Sud Sudan: raggiunto accordo su tregua con mediazione di Sant’Egidio
Marco Guerra – Città del Vaticano
Una dichiarazione di principi che fissa le questioni che saranno al centro dei colloqui per il futuro Stato democratico del Sud Sudan e un accordo per coinvolgere tutti i gruppi ribelli nel monitoraggio del rispetto del cessate il fuoco. Questi sono i due principali risultati raggiunti in quattro giorni di colloqui di pace a Roma tra la delegazione governativa del Sud Sudan e i gruppi ribelli che avevano rifiutato l'accordo del 2018 e che ora sono riuniti sotto la sigla del Sud Sudan Opposition Movement Alliance (SSOMA). Le due fazioni erano rappresentate rispettivamente dall’esponente dell’esecutivo, Benjamin Barnaba, e dal generale Thomas Cirillo Swaka.
Il ruolo di Sant’Egidio
I negoziati erano stati interrotti nel febbraio scorso a causa della pandemia e sono ripresi solo grazie al grande lavoro di mediazione della comunità di Sant'Egidio, riuscita a mettere intorno allo stesso tavolo anche numerosi attori della comunità internazionale impegnati nella stabilizzazione dell'Africa come ONU, Unione africana, Stati Uniti, Unione europea e la diplomazia della Santa Sede. Purtroppo, in questi otto mesi di stallo, si sono verificate numerose violazioni del cessate il fuoco e combattimenti che hanno gravato sulle condizioni umanitarie della popolazione.

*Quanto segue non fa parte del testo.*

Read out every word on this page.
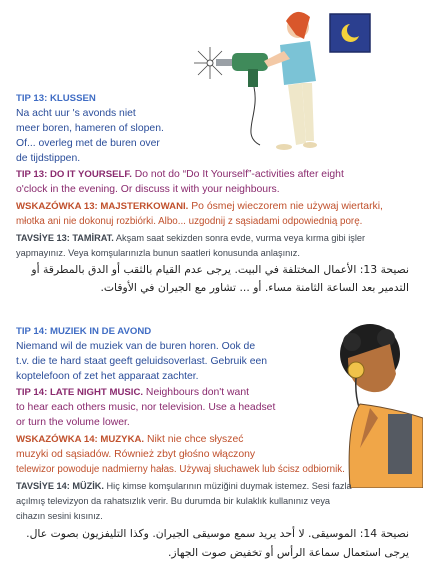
TIP 13: KLUSSEN
Na acht uur 's avonds niet
meer boren, hameren of slopen.
Of... overleg met de buren over
de tijdstippen.
TIP 13: DO IT YOURSELF. Do not do “Do It Yourself”-activities after eight
o'clock in the evening. Or discuss it with your neighbours.
WSKAZÓWKA 13: MAJSTERKOWANI. Po ósmej wieczorem nie używaj wiertarki,
młotka ani nie dokonuj rozbiórki. Albo... uzgodnij z sąsiadami odpowiednią porę.
TAVSİYE 13: TAMİRAT. Akşam saat sekizden sonra evde, vurma veya kırma gibi işler
yapmayınız. Veya komşularınızla bunun saatleri konusunda anlaşınız.
نصيحة 13: الأعمال المختلفة في البيت. يرجى عدم القيام بالثقب أو الدق بالمطرقة أو
التدمير بعد الساعة الثامنة مساء. أو ... تشاور مع الجيران في الأوقات.
TIP 14: MUZIEK IN DE AVOND
Niemand wil de muziek van de buren horen. Ook de
t.v. die te hard staat geeft geluidsoverlast. Gebruik een
koptelefoon of zet het apparaat zachter.
TIP 14: LATE NIGHT MUSIC. Neighbours don't want
to hear each others music, nor television. Use a headset
or turn the volume lower.
WSKAZÓWKA 14: MUZYKA. Nikt nie chce słyszeć
muzyki od sąsiadów. Również zbyt głośno włączony
telewizor powoduje nadmierny hałas. Używaj słuchawek lub ścisz odbiornik.
TAVSİYE 14: MÜZİK. Hiç kimse komşularının müziğini duymak istemez. Sesi fazla
açılmış televizyon da rahatsızlık verir. Bu durumda bir kulaklık kullanınız veya
cihazın sesini kısınız.
نصيحة 14: الموسيقى. لا أحد يريد سمع موسيقى الجيران. وكذا التليفزيون بصوت عال.
يرجى استعمال سماعة الرأس أو تخفيض صوت الجهاز.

Fine dei combattimenti entro 2020
Si è dunque riattivato un processo di pace e di riconciliazione nazionale che vede l'impegno di tutte le parti. L'esponente del governo di Juba, Benjamin Barnaba, ha dichiarato che “le istituzioni centrali e il Ssoma hanno lo stesso interesse a trovare soluzioni per lenire la sofferenza del popolo attraverso un dialogo che sarà portato avanti fino ad un accordo di pace definitivo”. Barnaba ha quindi auspicato di “far tacere le armi entro il 2020 come richiesto dall’Unione africana”. E ha infine ricordato le parole di Papa Francesco, che chiese ai membri del governo e dell’opposizione di “concentrarsi su ciò che li unisce e non su ciò che li divide”
Un esercito comune
Sulla stessa linea, il generale Thomas Cirillo Swaka, il quale ha manifestato la disponibilità dei movimenti che non hanno firmato l’accordo del 2018 a proseguire il dialogo fino al raggiungimento di una pace duratura. Il capo militare dei ribelli si è poi soffermato sulla dichiarazione di principi che guiderà i futuri negoziati, in particolare sul punto che prevede la formazione di un esercito nazionale di professionisti, di cui facciano tutte le comunità che compongono il Paese.
La road map dei negoziati
Le trattative riprenderanno a Roma il 9 novembre con i delegati dell'esercito e delle milizie che si combattono sul terreno. Il 30 novembre, sempre a Roma, sarà la volta dei negoziati politici sulla nuova costituzione, il federalismo, il riconoscimento delle minoranze etniche, la formazione di un esercito nazionale unitario di professionisti e sulle riforme necessarie per il rilancio dell'economia.
Impagliazzo: abbiamo riacceso la speranza
“Queste giornate romane hanno riacceso la speranza, si sono gettate le basi per il dialogo politico che riprenderà alla fine di novembre, l’altra cosa fondamentale raggiunta a Roma è che le parti si sono impegnate per il cessate il fuoco, di questo riparleranno i capi militari molto presto”, così a Vatican News Paolo Impagliazzo, segretario generale della Comunità di Sant’Egidio che ha coordinato la mediazione tra il governo di coalizione e il Ssoma.
Superare le divisioni etniche
Impagliazzo sulle richieste avanzate dei gruppi ribelli aggiunge: “Il federalismo e la possibilità di partecipare alla stesura della carta costituzionale, sono tante le istanze. E su tutte c’è un accordo di massima di proseguire la discussione con grande apertura da entrambe le parti per aggiungere un accordo politico più inclusivo possibile”. Impagliazzo spiega infine che nessuno intende riproporre divisioni etniche ma piuttosto escludere le questioni tribali dalle trattative sulla governance del Paese. “Questo dialogo politico serve proprio a mettere da parte le divisioni etniche”.